Second, the internet does not make all information free to everyone.  The internet is much less of an anarchic utopia in China than it is in the U.S.  Also, most of us are unsure of if, and how much information is censored in the U.S.  All we know is that we get enough information to gratify our selves.
Finally, web purchases create an indefinite distance between the objects we order online, and the labor that went into their creation.  We usually have no connection to the possibility or actuality of oppression that occurs in the production of goods and services we purchase online.
So what does this mean in terms of the denial distance?  First, the internet seems free because most of us are alienated from the charges we pay to the service providers; we never actually see the physical money before or after it goes to the phone or cable company because we pay it with a credit/debit card, or even more distantly, have it automatically drafted from our account when it is due.  We are abstractly indentured servants.  Second, we essentially never-ever see the inventors/controllers of the content and services we use on the web.  Occasionally we may see a Bill Gates, Mark Zuckerberg, or Steve Jobs on television, but most of us have never met, or even seen someone like them in real life.  (As a larger irony, I bet most people don’t even know who Larry Page and Sergey Brin are.)  The confusion of producer and consumer, as well as the gap between subject and object on the internet is especially interesting:  because of their nearness to infinity, they most clearly show how deniable distance allows the simulacrum that is democracy to function on the internet.  To further examine this phenomenon may expose an analogy to how democracy functions as ideology everywhere.

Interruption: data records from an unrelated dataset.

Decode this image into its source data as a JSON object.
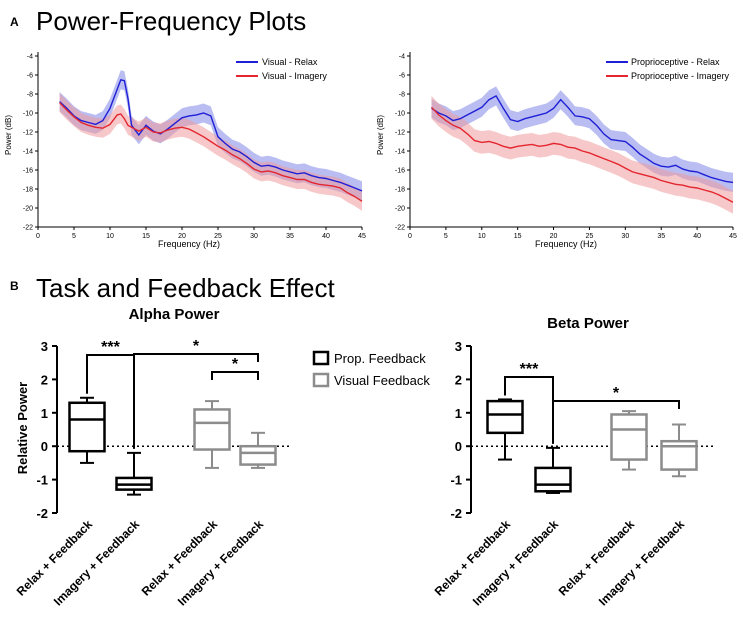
{
  "panel_a": {
    "letter": "A",
    "title": "Power-Frequency Plots",
    "plots": [
      {
        "id": "visual",
        "ylabel": "Power (dB)",
        "xlabel": "Frequency (Hz)",
        "yticks": [
          -4,
          -6,
          -8,
          -10,
          -12,
          -14,
          -16,
          -18,
          -20,
          -22
        ],
        "xticks": [
          0,
          5,
          10,
          15,
          20,
          25,
          30,
          35,
          40,
          45
        ],
        "legend": [
          "Visual - Relax",
          "Visual - Imagery"
        ]
      },
      {
        "id": "proprioceptive",
        "ylabel": "Power (dB)",
        "xlabel": "Frequency (Hz)",
        "yticks": [
          -4,
          -6,
          -8,
          -10,
          -12,
          -14,
          -16,
          -18,
          -20,
          -22
        ],
        "xticks": [
          0,
          5,
          10,
          15,
          20,
          25,
          30,
          35,
          40,
          45
        ],
        "legend": [
          "Proprioceptive - Relax",
          "Proprioceptive - Imagery"
        ]
      }
    ]
  },
  "panel_b": {
    "letter": "B",
    "title": "Task and Feedback Effect",
    "ylabel": "Relative Power",
    "yticks": [
      "3",
      "2",
      "1",
      "0",
      "-1",
      "-2"
    ],
    "legend": [
      "Prop. Feedback",
      "Visual Feedback"
    ],
    "plots": [
      {
        "id": "alpha",
        "title": "Alpha Power",
        "categories": [
          "Relax + Feedback",
          "Imagery + Feedback",
          "Relax + Feedback",
          "Imagery + Feedback"
        ],
        "sig1": "***",
        "sig2": "*",
        "sig3": "*"
      },
      {
        "id": "beta",
        "title": "Beta Power",
        "categories": [
          "Relax + Feedback",
          "Imagery + Feedback",
          "Relax + Feedback",
          "Imagery + Feedback"
        ],
        "sig1": "***",
        "sig2": "*"
      }
    ]
  },
  "colors": {
    "relax": "#1f1fd6",
    "relax_band": "#7f86e6",
    "imagery": "#e3262f",
    "imagery_band": "#f19a9c",
    "prop": "#000000",
    "visual": "#8c8c8c"
  },
  "chart_data": [
    {
      "type": "line",
      "title": "Power-Frequency Plots",
      "xlabel": "Frequency (Hz)",
      "ylabel": "Power (dB)",
      "xlim": [
        0,
        45
      ],
      "ylim": [
        -22,
        -4
      ],
      "series": [
        {
          "name": "Visual - Relax",
          "x": [
            3,
            4,
            5,
            6,
            7,
            8,
            9,
            10,
            11,
            11.5,
            12,
            12.5,
            13,
            14,
            15,
            16,
            17,
            18,
            19,
            20,
            21,
            22,
            23,
            24,
            25,
            26,
            27,
            28,
            29,
            30,
            31,
            32,
            33,
            34,
            35,
            36,
            37,
            38,
            39,
            40,
            41,
            42,
            43,
            44,
            45
          ],
          "y": [
            -8.8,
            -9.5,
            -10.3,
            -10.8,
            -11,
            -11.2,
            -10.8,
            -9.5,
            -7.5,
            -6.5,
            -6.6,
            -8.5,
            -11.3,
            -12.3,
            -11.3,
            -11.9,
            -12.2,
            -11.7,
            -11.1,
            -10.5,
            -10.3,
            -10.2,
            -10,
            -10.3,
            -12.5,
            -13.2,
            -13.8,
            -14.1,
            -14.6,
            -15.2,
            -15.6,
            -15.5,
            -15.7,
            -16,
            -16.2,
            -16.4,
            -16.3,
            -16.6,
            -16.8,
            -16.9,
            -17.1,
            -17.3,
            -17.6,
            -17.9,
            -18.2
          ],
          "band": 1.0
        },
        {
          "name": "Visual - Imagery",
          "x": [
            3,
            4,
            5,
            6,
            7,
            8,
            9,
            10,
            11,
            11.5,
            12,
            12.5,
            13,
            14,
            15,
            16,
            17,
            18,
            19,
            20,
            21,
            22,
            23,
            24,
            25,
            26,
            27,
            28,
            29,
            30,
            31,
            32,
            33,
            34,
            35,
            36,
            37,
            38,
            39,
            40,
            41,
            42,
            43,
            44,
            45
          ],
          "y": [
            -8.9,
            -9.7,
            -10.4,
            -11,
            -11.3,
            -11.5,
            -11.6,
            -11.2,
            -10.2,
            -10.1,
            -10.6,
            -11.3,
            -11.5,
            -11.9,
            -11.5,
            -12,
            -12.1,
            -11.8,
            -11.6,
            -11.5,
            -11.7,
            -12.1,
            -12.5,
            -13,
            -13.5,
            -13.9,
            -14.4,
            -14.8,
            -15.3,
            -15.9,
            -16.2,
            -16.1,
            -16.3,
            -16.6,
            -16.8,
            -17,
            -17,
            -17.3,
            -17.5,
            -17.6,
            -17.7,
            -17.9,
            -18.4,
            -18.8,
            -19.3
          ],
          "band": 1.0
        }
      ]
    },
    {
      "type": "line",
      "title": "Power-Frequency Plots",
      "xlabel": "Frequency (Hz)",
      "ylabel": "Power (dB)",
      "xlim": [
        0,
        45
      ],
      "ylim": [
        -22,
        -4
      ],
      "series": [
        {
          "name": "Proprioceptive - Relax",
          "x": [
            3,
            4,
            5,
            6,
            7,
            8,
            9,
            10,
            11,
            12,
            13,
            14,
            15,
            16,
            17,
            18,
            19,
            20,
            21,
            22,
            23,
            24,
            25,
            26,
            27,
            28,
            29,
            30,
            31,
            32,
            33,
            34,
            35,
            36,
            37,
            38,
            39,
            40,
            41,
            42,
            43,
            44,
            45
          ],
          "y": [
            -9.5,
            -10,
            -10.3,
            -10.8,
            -10.6,
            -10.2,
            -9.8,
            -9.4,
            -8.6,
            -8.2,
            -9.5,
            -10.7,
            -10.9,
            -10.6,
            -10.4,
            -10.2,
            -10,
            -9.5,
            -8.6,
            -9.4,
            -10.3,
            -10.4,
            -10.6,
            -11.3,
            -12.2,
            -12.8,
            -12.9,
            -13,
            -13.6,
            -14.3,
            -14.8,
            -15.3,
            -15.6,
            -15.7,
            -15.5,
            -15.9,
            -16.1,
            -16.2,
            -16.5,
            -16.8,
            -17,
            -17.2,
            -17.3
          ],
          "band": 1.0
        },
        {
          "name": "Proprioceptive - Imagery",
          "x": [
            3,
            4,
            5,
            6,
            7,
            8,
            9,
            10,
            11,
            12,
            13,
            14,
            15,
            16,
            17,
            18,
            19,
            20,
            21,
            22,
            23,
            24,
            25,
            26,
            27,
            28,
            29,
            30,
            31,
            32,
            33,
            34,
            35,
            36,
            37,
            38,
            39,
            40,
            41,
            42,
            43,
            44,
            45
          ],
          "y": [
            -9.4,
            -10.2,
            -10.8,
            -11.3,
            -11.6,
            -12.2,
            -12.9,
            -13.1,
            -13,
            -13.2,
            -13.5,
            -13.7,
            -13.5,
            -13.4,
            -13.3,
            -13.5,
            -13.4,
            -13.2,
            -13.3,
            -13.6,
            -13.7,
            -14,
            -14.2,
            -14.5,
            -14.8,
            -15.1,
            -15.4,
            -15.8,
            -16.2,
            -16.4,
            -16.6,
            -16.8,
            -17.1,
            -17.3,
            -17.5,
            -17.6,
            -17.8,
            -17.9,
            -18.1,
            -18.3,
            -18.6,
            -19,
            -19.4
          ],
          "band": 1.2
        }
      ]
    },
    {
      "type": "box",
      "title": "Alpha Power",
      "ylabel": "Relative Power",
      "ylim": [
        -2,
        3
      ],
      "categories": [
        "Relax + Feedback",
        "Imagery + Feedback",
        "Relax + Feedback",
        "Imagery + Feedback"
      ],
      "groups": [
        "Prop. Feedback",
        "Prop. Feedback",
        "Visual Feedback",
        "Visual Feedback"
      ],
      "boxes": [
        {
          "min": -0.5,
          "q1": -0.15,
          "median": 0.8,
          "q3": 1.3,
          "max": 1.45
        },
        {
          "min": -1.45,
          "q1": -1.3,
          "median": -1.15,
          "q3": -0.95,
          "max": -0.2
        },
        {
          "min": -0.65,
          "q1": -0.1,
          "median": 0.7,
          "q3": 1.1,
          "max": 1.35
        },
        {
          "min": -0.65,
          "q1": -0.55,
          "median": -0.2,
          "q3": 0.0,
          "max": 0.4
        }
      ],
      "annotations": [
        {
          "from": 0,
          "to": 1,
          "label": "***"
        },
        {
          "from": 1,
          "to": 3,
          "label": "*"
        },
        {
          "from": 2,
          "to": 3,
          "label": "*"
        }
      ]
    },
    {
      "type": "box",
      "title": "Beta Power",
      "ylabel": "Relative Power",
      "ylim": [
        -2,
        3
      ],
      "categories": [
        "Relax + Feedback",
        "Imagery + Feedback",
        "Relax + Feedback",
        "Imagery + Feedback"
      ],
      "groups": [
        "Prop. Feedback",
        "Prop. Feedback",
        "Visual Feedback",
        "Visual Feedback"
      ],
      "boxes": [
        {
          "min": -0.4,
          "q1": 0.4,
          "median": 0.95,
          "q3": 1.35,
          "max": 1.4
        },
        {
          "min": -1.4,
          "q1": -1.35,
          "median": -1.15,
          "q3": -0.65,
          "max": -0.05
        },
        {
          "min": -0.7,
          "q1": -0.4,
          "median": 0.5,
          "q3": 0.95,
          "max": 1.05
        },
        {
          "min": -0.9,
          "q1": -0.7,
          "median": 0.0,
          "q3": 0.15,
          "max": 0.65
        }
      ],
      "annotations": [
        {
          "from": 0,
          "to": 1,
          "label": "***"
        },
        {
          "from": 1,
          "to": 3,
          "label": "*"
        }
      ]
    }
  ]
}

We have come to believe that the internet provides us with a virtual reality, leading us to believe that everything we experience on the web is only virtual.  Actually, it would be more accurate to call the internet a semireality.  I use “semireal” as a word descending from Jean Baudrillard’s hyperreal.  Where hyperreality suggests an indistinction between the real and a copy or simulacrum, the semireal is a reality that exists within or parallel to another, completely apprehensible reality.  Semireality places no hierarchical value in distinguishing between some hypothetical real-real versus a hyperreal, but instead emphasizes the relative strata between all possible levels of reality.
It is only in a semireality that democracy is possible, and only through deniable distance that semirealities are comprehended.  In this sense, there must be a deniable distance for democracy to exist.

The internet gives us a virtual infinity of distance between ourselves and our masters.  (Ironically, they have us closer than ever.)  The deniable distance the web provides, the fact that we don’t interact directly with others, whether equal or not, gives us the feeling that we are free to indulge in the gratification of ourselves (under the illusion that there is no ‘real’ other to be harmed by our actions.)  We see neither those who oppress us, or those we oppress.  This should quickly lead to the question of how oneself is oppressed, and if we are okay with this lack of freedom.